For the typical open source developer, obfuscation is “like a pearl onion on a banana split” – it simply does not belong (with thanks and apologies to Philip Marlowe in Raymond Chandler’s The Long Goodbye).
The argument is simple enough – there is no reason to prevent the reverse engineering of open source applications because the source code is already public. It’s like picking an unlocked door.
In addition to the sheer lunacy of the act, the benefits of open source development (access to existing code and limitless engineering resources) far outweigh any advantage that might come from jealously hiding your own handiwork from the rest of the world.
The argument is compelling – if you only concern yourself with intellectual property (IP) issues and ignore user privacy and safety.
Privacy and security obligations trump IP policy and must drive DevOps practices
There is no praise or reward for unsafe software – no matter how efficiently or innovatively developed.
Runtime application self-protection (RASP), as defined by Gartner, is a security technology that is built or linked into an application or application runtime environment, and is capable of controlling application execution and detecting and preventing real-time attacks.
Examples of RASP attack “prevention and detection” include Android root detection, application tamper detection, and unauthorized debugger/emulator detection. These scenarios share the following important qualities:
- Advanced techniques are required to evaluate and ultimately detect these runtime incidents,
- Bad actors are actively upgrading their attack patterns to evade detection,
- Evaluation and detection “techniques” must continuously evolve to stay ahead of evolving exploit patterns.
Increasing the time required for bad actors to dissect – and ultimately evade – RASP prevention and detection algorithms reduces the cost and complexity of effective RASP controls.
Reducing the requirement for all developers to keep up with these development patterns further reduces the cost of security and streamlines a development organization’s ability to respond quickly.
Including multiple RASP checks throughout an application with multiple detection and response layers can dramatically improve overall RASP effectiveness and extend the lifespan of RASP controls.
Privacy and safety controls typically also require audit records to demonstrate compliance. Unless carefully designed, privacy and safety compliance steps can also increase cost and reduce overall efficiency.
PreEmptive Solutions pioneered RASP before it had a name – in 2006, Dotfuscator first included Tamper detection and defense. Anti-debug, (Android) root detection, emulator detection, etc. have all followed.
What we have validated over the past 12+ years is that post-compile injection of RASP controls helps to meet each of these requirements.

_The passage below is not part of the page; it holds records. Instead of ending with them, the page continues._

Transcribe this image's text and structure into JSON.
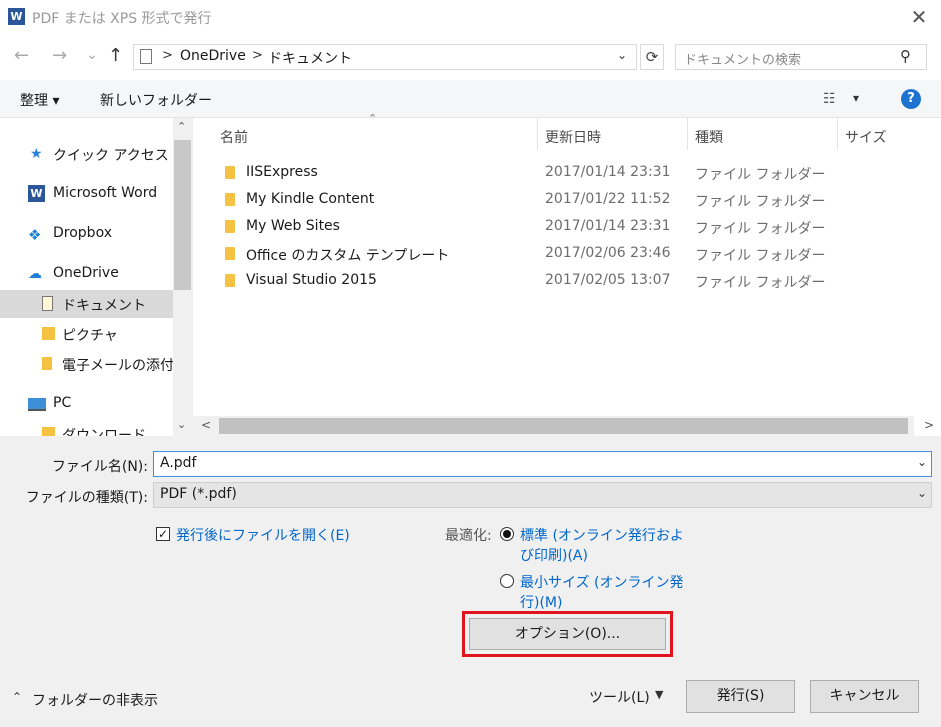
{
  "window": {
    "title": "PDF または XPS 形式で発行",
    "app_icon": "W",
    "close_glyph": "✕"
  },
  "nav": {
    "back": "←",
    "forward": "→",
    "history": "⌄",
    "up": "↑",
    "breadcrumb": [
      "OneDrive",
      "ドキュメント"
    ],
    "separator": ">",
    "search_placeholder": "ドキュメントの検索"
  },
  "toolbar": {
    "organize": "整理 ▾",
    "new_folder": "新しいフォルダー",
    "help": "?"
  },
  "sidebar": {
    "items": [
      {
        "label": "クイック アクセス",
        "icon": "star-icon"
      },
      {
        "label": "Microsoft Word",
        "icon": "word-icon"
      },
      {
        "label": "Dropbox",
        "icon": "dropbox-icon"
      },
      {
        "label": "OneDrive",
        "icon": "cloud-icon"
      },
      {
        "label": "ドキュメント",
        "icon": "documents-folder-icon"
      },
      {
        "label": "ピクチャ",
        "icon": "pictures-folder-icon"
      },
      {
        "label": "電子メールの添付フ",
        "icon": "folder-icon"
      },
      {
        "label": "PC",
        "icon": "computer-icon"
      },
      {
        "label": "ダウンロード",
        "icon": "downloads-folder-icon"
      }
    ]
  },
  "files": {
    "columns": [
      "名前",
      "更新日時",
      "種類",
      "サイズ"
    ],
    "rows": [
      {
        "name": "IISExpress",
        "date": "2017/01/14 23:31",
        "type": "ファイル フォルダー"
      },
      {
        "name": "My Kindle Content",
        "date": "2017/01/22 11:52",
        "type": "ファイル フォルダー"
      },
      {
        "name": "My Web Sites",
        "date": "2017/01/14 23:31",
        "type": "ファイル フォルダー"
      },
      {
        "name": "Office のカスタム テンプレート",
        "date": "2017/02/06 23:46",
        "type": "ファイル フォルダー"
      },
      {
        "name": "Visual Studio 2015",
        "date": "2017/02/05 13:07",
        "type": "ファイル フォルダー"
      }
    ]
  },
  "form": {
    "filename_label": "ファイル名(N):",
    "filename_value": "A.pdf",
    "filetype_label": "ファイルの種類(T):",
    "filetype_value": "PDF (*.pdf)",
    "open_after_label": "発行後にファイルを開く(E)",
    "open_after_checked": true,
    "optimize_label": "最適化:",
    "opt_standard_line1": "標準 (オンライン発行およ",
    "opt_standard_line2": "び印刷)(A)",
    "opt_min_line1": "最小サイズ (オンライン発",
    "opt_min_line2": "行)(M)",
    "selected_optimization": "standard",
    "options_button": "オプション(O)..."
  },
  "footer": {
    "hide_folders": "フォルダーの非表示",
    "tools": "ツール(L)",
    "publish": "発行(S)",
    "cancel": "キャンセル"
  },
  "colors": {
    "accent": "#0066cc",
    "highlight_border": "#e0141e",
    "folder": "#f5c242"
  }
}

- Ensure advanced detection and evaluation algorithms
- Minimizing development training and expertise to implement
- Ensure controls can be distributed throughout systems without impeding core development schedules
- Generating audit logs and other compliance evidence to meet regulatory and statutory obligations
…and what’s this got to do with obfuscation?

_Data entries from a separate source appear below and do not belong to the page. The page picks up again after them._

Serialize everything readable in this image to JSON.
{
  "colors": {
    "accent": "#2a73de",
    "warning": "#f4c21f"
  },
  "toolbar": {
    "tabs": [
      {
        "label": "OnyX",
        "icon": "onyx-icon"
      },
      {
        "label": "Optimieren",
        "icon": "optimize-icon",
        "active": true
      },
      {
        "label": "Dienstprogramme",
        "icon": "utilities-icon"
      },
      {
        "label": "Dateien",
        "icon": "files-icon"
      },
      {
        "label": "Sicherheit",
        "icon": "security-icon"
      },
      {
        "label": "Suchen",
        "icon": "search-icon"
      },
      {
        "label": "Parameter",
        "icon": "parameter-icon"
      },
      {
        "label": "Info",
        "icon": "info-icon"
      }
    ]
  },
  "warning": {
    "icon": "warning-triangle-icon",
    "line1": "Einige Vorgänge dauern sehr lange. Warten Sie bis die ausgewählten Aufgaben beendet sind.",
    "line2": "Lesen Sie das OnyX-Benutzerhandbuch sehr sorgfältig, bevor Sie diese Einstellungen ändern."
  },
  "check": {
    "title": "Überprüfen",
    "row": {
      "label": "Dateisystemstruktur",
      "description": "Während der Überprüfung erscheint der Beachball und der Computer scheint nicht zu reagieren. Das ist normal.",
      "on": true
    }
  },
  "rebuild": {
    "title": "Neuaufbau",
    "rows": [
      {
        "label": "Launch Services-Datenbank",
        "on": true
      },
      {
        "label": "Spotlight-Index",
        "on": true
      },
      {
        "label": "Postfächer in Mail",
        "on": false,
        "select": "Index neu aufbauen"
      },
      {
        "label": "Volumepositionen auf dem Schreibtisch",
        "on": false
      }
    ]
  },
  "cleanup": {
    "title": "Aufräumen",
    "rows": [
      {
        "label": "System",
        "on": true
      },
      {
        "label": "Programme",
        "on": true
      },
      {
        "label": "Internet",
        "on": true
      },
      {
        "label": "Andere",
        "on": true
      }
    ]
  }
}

As mentioned above – slowing discovery (and impeding evasion) of RASP controls improves privacy and safety – while simultaneously lowering the cost and complexity of implementing those controls. The PCI Council recommends obfuscation to better secure rooted device detection, Google recommends obfuscation to impede hacks on SafetyNet, and the list goes on-and-on. Obscuring RASP controls via obfuscation is a recommended (and increasingly required) practice.
Post-compile injection lets you develop in open source – while injecting (and optionally obfuscating) your RASP controls post compile.
Is there a role for obfuscation to play in the open source community?
- If RASP controls are required AND
- Your RASP technology can be wholly injected post-compile (no logic or APIs are included in the app source code itself)
It’s the inverse of the IP scenario above. Putting your RASP control source inside your project for hackers to see would be “sheer lunacy” as the benefits of injection (improved safety and privacy for users and lower cost and complexity of security derived from injection) far outweigh any advantage that might come from dogmatically publishing source that actually has nothing to do with the application you’re building.
Like most everyone – we at PreEmptive are energized by Microsoft’s acquisition of GitHub – and we look forward to helping new audiences effectively and efficiently protect their apps and the data they process.